A Central Arizona Project (CAP) worker is still recovering Thursday, after he was stung hundreds of times by bees on Wednesday.
The worker was moving a couch that was illegally dumped when he was swarmed. That worker, along with a co-worker, were removing a couch under the overpass of the Loop 303 near Lake Pleasant Parkway, when the incident happened.
CAP officials said dumping is a major issue, and happens many more times than it should. Officials said anytime someone dumps something near the canal, it puts their workers at risk, and Wednesday's incident, officials said, strongly proved that point.
"This was a couch out in the middle of nowhere, gets infested with something," said Bob Moody, Director of Field Maintenance with the CAP. "This time, it was bees, and often times it's rattlesnakes. In fact, oftentimes that's what we're on alert for is rattlesnakes. In this case, there was a rat under there that caught their attention, and unfortunately, it distracted them from seeing the bees at the time."
"Appliances, big time," said Moody. "Cars, cars that have been left there and set on fire. Virtually anything you'd find in your garage that you don't want anymore and need to hit the garbage can with.

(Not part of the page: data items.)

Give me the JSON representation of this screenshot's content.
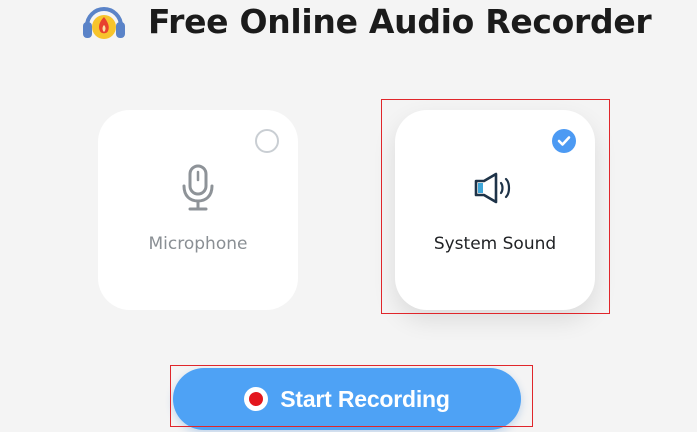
{
  "app": {
    "title": "Free Online Audio Recorder",
    "logo_icon": "headphones-logo-icon"
  },
  "sources": [
    {
      "id": "microphone",
      "label": "Microphone",
      "icon": "microphone-icon",
      "selected": false
    },
    {
      "id": "system-sound",
      "label": "System Sound",
      "icon": "speaker-icon",
      "selected": true
    }
  ],
  "start_button": {
    "label": "Start Recording",
    "icon": "record-icon"
  },
  "colors": {
    "accent": "#4ea2f5",
    "check": "#4c9af3",
    "record_red": "#e3161d",
    "highlight_red": "#e0262b",
    "background": "#f4f4f4"
  }
}
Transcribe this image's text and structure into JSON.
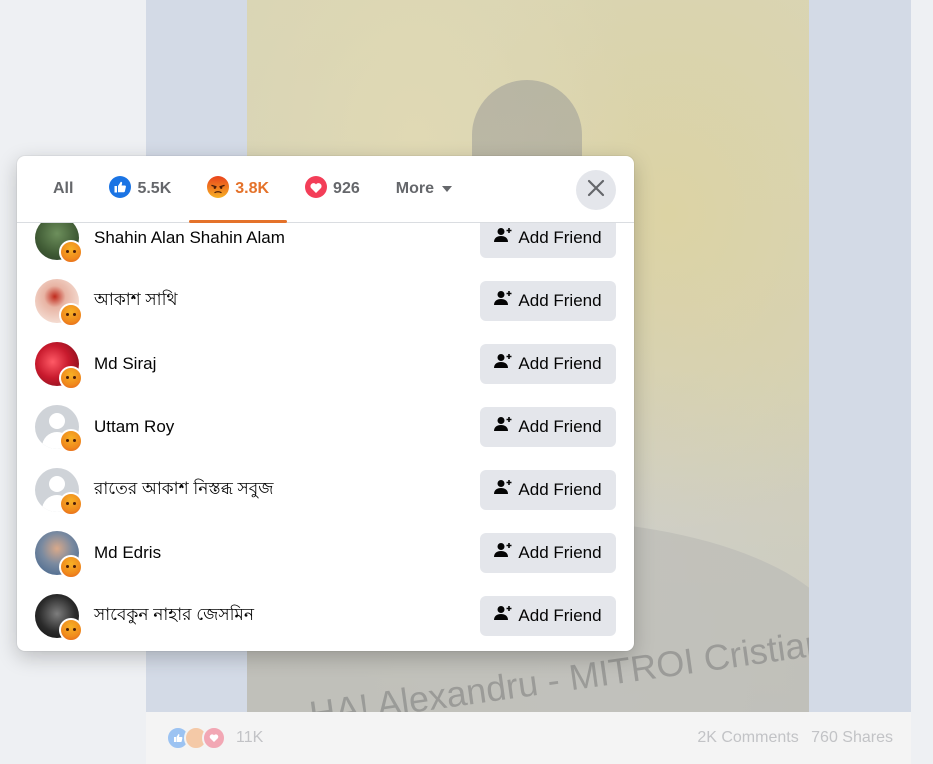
{
  "dialog": {
    "tabs": [
      {
        "label": "All",
        "icon": "none"
      },
      {
        "label": "5.5K",
        "icon": "like-icon"
      },
      {
        "label": "3.8K",
        "icon": "angry-icon",
        "active": true
      },
      {
        "label": "926",
        "icon": "love-icon"
      },
      {
        "label": "More",
        "icon": "caret-down-icon"
      }
    ],
    "close_icon": "close-icon",
    "accent_color": "#e4722a",
    "people": [
      {
        "name": "Shahin Alan Shahin Alam",
        "button": "Add Friend",
        "avatar": "photo"
      },
      {
        "name": "আকাশ সাথি",
        "button": "Add Friend",
        "avatar": "photo"
      },
      {
        "name": "Md Siraj",
        "button": "Add Friend",
        "avatar": "photo"
      },
      {
        "name": "Uttam Roy",
        "button": "Add Friend",
        "avatar": "default"
      },
      {
        "name": "রাতের আকাশ নিস্তব্ধ সবুজ",
        "button": "Add Friend",
        "avatar": "default"
      },
      {
        "name": "Md Edris",
        "button": "Add Friend",
        "avatar": "photo"
      },
      {
        "name": "সাবেকুন নাহার জেসমিন",
        "button": "Add Friend",
        "avatar": "photo"
      }
    ]
  },
  "post": {
    "reaction_count": "11K",
    "comments": "2K Comments",
    "shares": "760 Shares",
    "photo_text": "HA! Alexandru - MITROI Cristian-N"
  }
}
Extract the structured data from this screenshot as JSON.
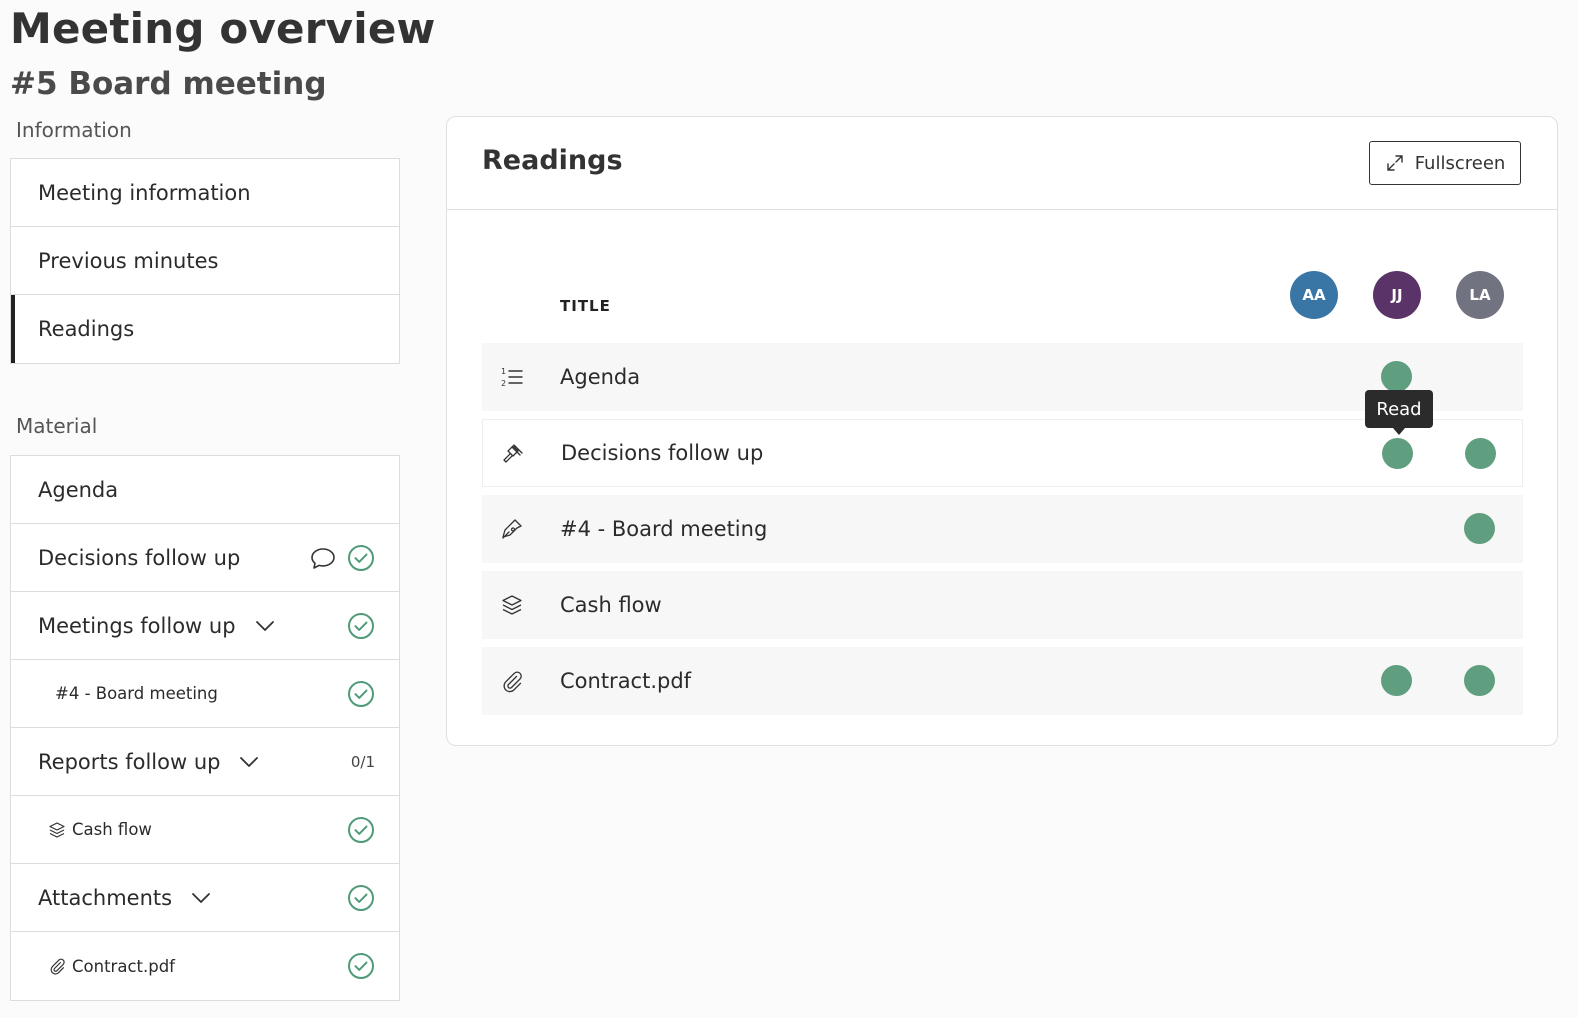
{
  "page": {
    "title": "Meeting overview",
    "subtitle": "#5 Board meeting"
  },
  "sidebar": {
    "information_label": "Information",
    "information_items": [
      {
        "label": "Meeting information"
      },
      {
        "label": "Previous minutes"
      },
      {
        "label": "Readings",
        "active": true
      }
    ],
    "material_label": "Material",
    "material_items": [
      {
        "label": "Agenda"
      },
      {
        "label": "Decisions follow up",
        "icons": [
          "comment-icon",
          "check-circle-icon"
        ]
      },
      {
        "label": "Meetings follow up",
        "icons": [
          "chevron-down-icon",
          "check-circle-icon"
        ]
      },
      {
        "label": "#4 - Board meeting",
        "icons": [
          "check-circle-icon"
        ]
      },
      {
        "label": "Reports follow up",
        "count": "0/1",
        "icons": [
          "chevron-down-icon"
        ]
      },
      {
        "label": "Cash flow",
        "icons": [
          "layers-icon",
          "check-circle-icon"
        ]
      },
      {
        "label": "Attachments",
        "icons": [
          "chevron-down-icon",
          "check-circle-icon"
        ]
      },
      {
        "label": "Contract.pdf",
        "icons": [
          "paperclip-icon",
          "check-circle-icon"
        ]
      }
    ]
  },
  "readings": {
    "title": "Readings",
    "fullscreen_label": "Fullscreen",
    "column_title": "TITLE",
    "avatars": [
      {
        "initials": "AA",
        "color": "#3a76a5"
      },
      {
        "initials": "JJ",
        "color": "#5a3468"
      },
      {
        "initials": "LA",
        "color": "#727380"
      }
    ],
    "rows": [
      {
        "label": "Agenda",
        "icon": "numbered-list-icon",
        "read_by": [
          "JJ"
        ]
      },
      {
        "label": "Decisions follow up",
        "icon": "gavel-icon",
        "read_by": [
          "JJ",
          "LA"
        ]
      },
      {
        "label": "#4 - Board meeting",
        "icon": "pen-icon",
        "read_by": [
          "LA"
        ]
      },
      {
        "label": "Cash flow",
        "icon": "layers-icon",
        "read_by": []
      },
      {
        "label": "Contract.pdf",
        "icon": "paperclip-icon",
        "read_by": [
          "JJ",
          "LA"
        ]
      }
    ],
    "tooltip": "Read",
    "read_color": "#5f9e7e",
    "check_color": "#4f9a77"
  }
}
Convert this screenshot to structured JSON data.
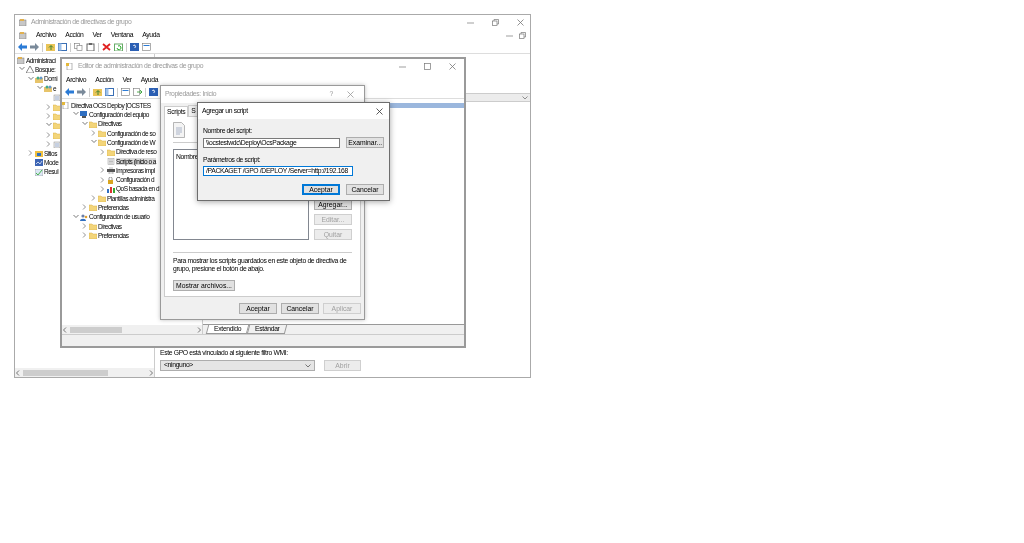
{
  "main_window": {
    "title": "Administración de directivas de grupo",
    "menu": [
      "Archivo",
      "Acción",
      "Ver",
      "Ventana",
      "Ayuda"
    ],
    "tree": [
      {
        "label": "Administraci",
        "kind": "console",
        "selected": false
      },
      {
        "label": "Bosque:",
        "kind": "forest",
        "expanded": true,
        "selected": false,
        "children": [
          {
            "label": "Domi",
            "kind": "domain",
            "expanded": true,
            "selected": false,
            "children": [
              {
                "label": "e",
                "kind": "domain",
                "expanded": true,
                "selected": false,
                "children": [
                  {
                    "kind": "gpo",
                    "selected": false
                  },
                  {
                    "kind": "folder",
                    "expanded": false,
                    "selected": false
                  },
                  {
                    "kind": "folder",
                    "expanded": false,
                    "selected": false
                  },
                  {
                    "kind": "folder",
                    "expanded": true,
                    "selected": false
                  },
                  {
                    "kind": "folder",
                    "expanded": false,
                    "selected": false
                  },
                  {
                    "kind": "gpo",
                    "expanded": false,
                    "selected": false
                  }
                ]
              }
            ]
          },
          {
            "label": "Sitios",
            "kind": "sites",
            "expanded": false,
            "selected": false
          },
          {
            "label": "Mode",
            "kind": "modeling",
            "selected": false
          },
          {
            "label": "Resul",
            "kind": "results",
            "selected": false
          }
        ]
      }
    ],
    "wmi": {
      "label": "Este GPO está vinculado al siguiente filtro WMI:",
      "value": "<ninguno>",
      "button": "Abrir",
      "button_disabled": true
    }
  },
  "editor_window": {
    "title": "Editor de administración de directivas de grupo",
    "menu": [
      "Archivo",
      "Acción",
      "Ver",
      "Ayuda"
    ],
    "tree": [
      {
        "label": "Directiva OCS Deploy [OCSTES",
        "kind": "policy",
        "selected": false,
        "children": [
          {
            "label": "Configuración del equipo",
            "kind": "computer",
            "expanded": true,
            "selected": false,
            "children": [
              {
                "label": "Directivas",
                "kind": "folder",
                "expanded": true,
                "selected": false,
                "children": [
                  {
                    "label": "Configuración de so",
                    "kind": "folder",
                    "expanded": false,
                    "selected": false
                  },
                  {
                    "label": "Configuración de W",
                    "kind": "folder",
                    "expanded": true,
                    "selected": false,
                    "children": [
                      {
                        "label": "Directiva de reso",
                        "kind": "folder",
                        "expanded": false,
                        "selected": false
                      },
                      {
                        "label": "Scripts (inicio o a",
                        "kind": "scripts",
                        "selected": true
                      },
                      {
                        "label": "Impresoras impl",
                        "kind": "printer",
                        "expanded": false,
                        "selected": false
                      },
                      {
                        "label": "Configuración d",
                        "kind": "security",
                        "expanded": false,
                        "selected": false
                      },
                      {
                        "label": "QoS basada en d",
                        "kind": "chart",
                        "expanded": false,
                        "selected": false
                      }
                    ]
                  },
                  {
                    "label": "Plantillas administra",
                    "kind": "folder",
                    "expanded": false,
                    "selected": false
                  }
                ]
              },
              {
                "label": "Preferencias",
                "kind": "folder",
                "expanded": false,
                "selected": false
              }
            ]
          },
          {
            "label": "Configuración de usuario",
            "kind": "user",
            "expanded": true,
            "selected": false,
            "children": [
              {
                "label": "Directivas",
                "kind": "folder",
                "expanded": false,
                "selected": false
              },
              {
                "label": "Preferencias",
                "kind": "folder",
                "expanded": false,
                "selected": false
              }
            ]
          }
        ]
      }
    ],
    "view_tabs": [
      {
        "label": "Extendido",
        "selected": true
      },
      {
        "label": "Estándar",
        "selected": false
      }
    ]
  },
  "properties_dialog": {
    "title": "Propiedades: Inicio",
    "help_button": "?",
    "tabs": [
      {
        "label": "Scripts",
        "selected": true
      },
      {
        "label": "S",
        "selected": false
      }
    ],
    "list_header": "Nombre",
    "side_buttons": [
      {
        "label": "Agregar...",
        "disabled": false
      },
      {
        "label": "Editar...",
        "disabled": true
      },
      {
        "label": "Quitar",
        "disabled": true
      }
    ],
    "info": "Para mostrar los scripts guardados en este objeto de directiva de grupo, presione el botón de abajo.",
    "show_files_button": "Mostrar archivos...",
    "buttons": [
      {
        "label": "Aceptar",
        "disabled": false
      },
      {
        "label": "Cancelar",
        "disabled": false
      },
      {
        "label": "Aplicar",
        "disabled": true
      }
    ]
  },
  "add_script_dialog": {
    "title": "Agregar un script",
    "fields": [
      {
        "label": "Nombre del script:",
        "value": "\\\\ocstestwdc\\Deploy\\OcsPackage",
        "focused": false,
        "button": "Examinar..."
      },
      {
        "label": "Parámetros de script:",
        "value": "/PACKAGET /GPO /DEPLOY /Server=http://192.168",
        "focused": true
      }
    ],
    "buttons": [
      {
        "label": "Aceptar",
        "default": true
      },
      {
        "label": "Cancelar",
        "default": false
      }
    ]
  }
}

Other things including hazardous wastes, paints and things like that, that should not be out there."
Moody is hoping Wednesday's incident will open peoples eyes, and they will think about the environment and the people that have to pick it up before they illegally dump.
"It is a huge hazard for us here," said Moody. "We spend a lot of money sending our crews out, taking them away from their normal work load, maintaining the aqueduct, keeping the water moving and having to pick up the trash people have thrown out."